Keep system configurations, change records, access review results, vendor due diligence artifacts, and samples of Audit Controls and Transmission Security Measures. Organize evidence so you can demonstrate compliance efficiently during audits or investigations.

Conclusion

The HIPAA Security Rule requires a coordinated program of Administrative Safeguards, Physical Access Controls, and Technical Security Policies to protect ePHI. By performing a thorough Risk Assessment, managing risks to acceptable levels, and maintaining complete, timely documentation, you position your organization to prevent incidents and to demonstrate compliance with confidence.

FAQs.

What are the key components of the HIPAA Security Rule?

The Security Rule centers on safeguarding ePHI through administrative, physical, and technical safeguards. It requires a risk-based program that ensures confidentiality, integrity, and availability; protects against anticipated threats and impermissible uses or disclosures; enforces workforce compliance; and documents policies, procedures, evaluations, and actions taken.

How do covered entities conduct risk assessments?

Define scope across all systems handling ePHI, map data flows, and inventory assets and vendors. Identify threats and vulnerabilities, rate likelihood and impact, and calculate risk. Document current controls, determine residual risk, and produce a prioritized remediation plan with owners and timelines. Reassess at least annually and after significant changes.
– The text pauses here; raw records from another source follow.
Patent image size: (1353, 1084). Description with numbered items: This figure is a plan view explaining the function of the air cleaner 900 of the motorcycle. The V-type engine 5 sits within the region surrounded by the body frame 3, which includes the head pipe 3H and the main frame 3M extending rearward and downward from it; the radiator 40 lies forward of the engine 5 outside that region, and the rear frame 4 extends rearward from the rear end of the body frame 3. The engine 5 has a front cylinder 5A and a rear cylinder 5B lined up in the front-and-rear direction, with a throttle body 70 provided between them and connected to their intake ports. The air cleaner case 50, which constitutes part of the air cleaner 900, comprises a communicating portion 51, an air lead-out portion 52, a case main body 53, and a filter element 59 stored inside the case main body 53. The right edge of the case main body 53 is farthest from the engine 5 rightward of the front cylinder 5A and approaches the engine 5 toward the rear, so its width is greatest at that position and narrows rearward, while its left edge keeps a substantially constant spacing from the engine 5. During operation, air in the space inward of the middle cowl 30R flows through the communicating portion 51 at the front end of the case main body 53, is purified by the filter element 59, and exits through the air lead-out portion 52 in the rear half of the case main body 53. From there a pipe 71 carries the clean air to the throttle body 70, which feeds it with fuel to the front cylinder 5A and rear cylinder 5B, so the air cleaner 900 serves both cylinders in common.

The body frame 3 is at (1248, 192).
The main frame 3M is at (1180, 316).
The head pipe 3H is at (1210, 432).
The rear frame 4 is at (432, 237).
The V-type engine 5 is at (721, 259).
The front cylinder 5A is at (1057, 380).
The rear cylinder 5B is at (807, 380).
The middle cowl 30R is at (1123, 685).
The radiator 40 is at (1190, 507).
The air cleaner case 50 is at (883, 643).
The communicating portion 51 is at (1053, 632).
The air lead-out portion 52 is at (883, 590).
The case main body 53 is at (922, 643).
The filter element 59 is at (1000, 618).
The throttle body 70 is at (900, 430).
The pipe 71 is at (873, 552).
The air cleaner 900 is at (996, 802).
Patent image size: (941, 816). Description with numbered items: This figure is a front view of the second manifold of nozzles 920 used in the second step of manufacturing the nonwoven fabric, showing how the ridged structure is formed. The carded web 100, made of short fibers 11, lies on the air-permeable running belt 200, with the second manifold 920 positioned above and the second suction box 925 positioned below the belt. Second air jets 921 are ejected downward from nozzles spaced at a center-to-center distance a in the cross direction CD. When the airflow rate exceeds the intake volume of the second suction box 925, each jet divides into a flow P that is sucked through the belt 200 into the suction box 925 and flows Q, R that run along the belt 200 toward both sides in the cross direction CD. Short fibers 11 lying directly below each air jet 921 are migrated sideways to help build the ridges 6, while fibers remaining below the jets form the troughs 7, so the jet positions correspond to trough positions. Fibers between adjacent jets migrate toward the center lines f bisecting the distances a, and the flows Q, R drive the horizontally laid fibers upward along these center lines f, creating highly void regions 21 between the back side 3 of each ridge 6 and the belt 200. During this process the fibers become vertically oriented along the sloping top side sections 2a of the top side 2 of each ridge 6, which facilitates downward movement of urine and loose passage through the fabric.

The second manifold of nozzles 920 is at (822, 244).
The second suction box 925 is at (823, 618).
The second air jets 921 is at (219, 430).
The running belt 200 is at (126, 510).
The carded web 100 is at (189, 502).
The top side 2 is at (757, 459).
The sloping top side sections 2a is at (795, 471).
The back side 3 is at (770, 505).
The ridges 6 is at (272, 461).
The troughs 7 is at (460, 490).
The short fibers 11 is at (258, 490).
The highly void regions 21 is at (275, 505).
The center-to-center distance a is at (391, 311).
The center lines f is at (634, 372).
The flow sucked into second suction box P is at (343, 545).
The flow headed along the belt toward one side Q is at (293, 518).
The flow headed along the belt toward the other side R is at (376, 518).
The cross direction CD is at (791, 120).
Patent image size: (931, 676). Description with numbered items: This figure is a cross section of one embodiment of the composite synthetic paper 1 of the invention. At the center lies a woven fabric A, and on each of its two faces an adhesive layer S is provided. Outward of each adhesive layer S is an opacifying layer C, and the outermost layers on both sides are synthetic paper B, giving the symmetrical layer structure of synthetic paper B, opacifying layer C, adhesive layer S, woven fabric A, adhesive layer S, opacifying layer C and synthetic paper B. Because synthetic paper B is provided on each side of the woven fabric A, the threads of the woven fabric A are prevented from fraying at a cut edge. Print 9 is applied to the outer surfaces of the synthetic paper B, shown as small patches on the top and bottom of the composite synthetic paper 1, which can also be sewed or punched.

What technical safeguards are required to protect ePHI?

Implement access controls (unique IDs, MFA, automatic logoff), Audit Controls for logging and review, integrity mechanisms to detect improper changes, authentication of users and systems, and Transmission Security Measures such as encryption and integrity protections for data in motion. Harden systems and enforce Technical Security Policies to keep controls effective.

How must covered entities document compliance with the Security Rule?

Maintain written policies and procedures, Risk Assessment reports, training records, incident and breach analyses, evaluations, vendor agreements, system configuration baselines, access reviews, and evidence of Audit Controls and transmission protections. Retain documentation for at least six years and ensure it is accessible to those who implement and oversee safeguards.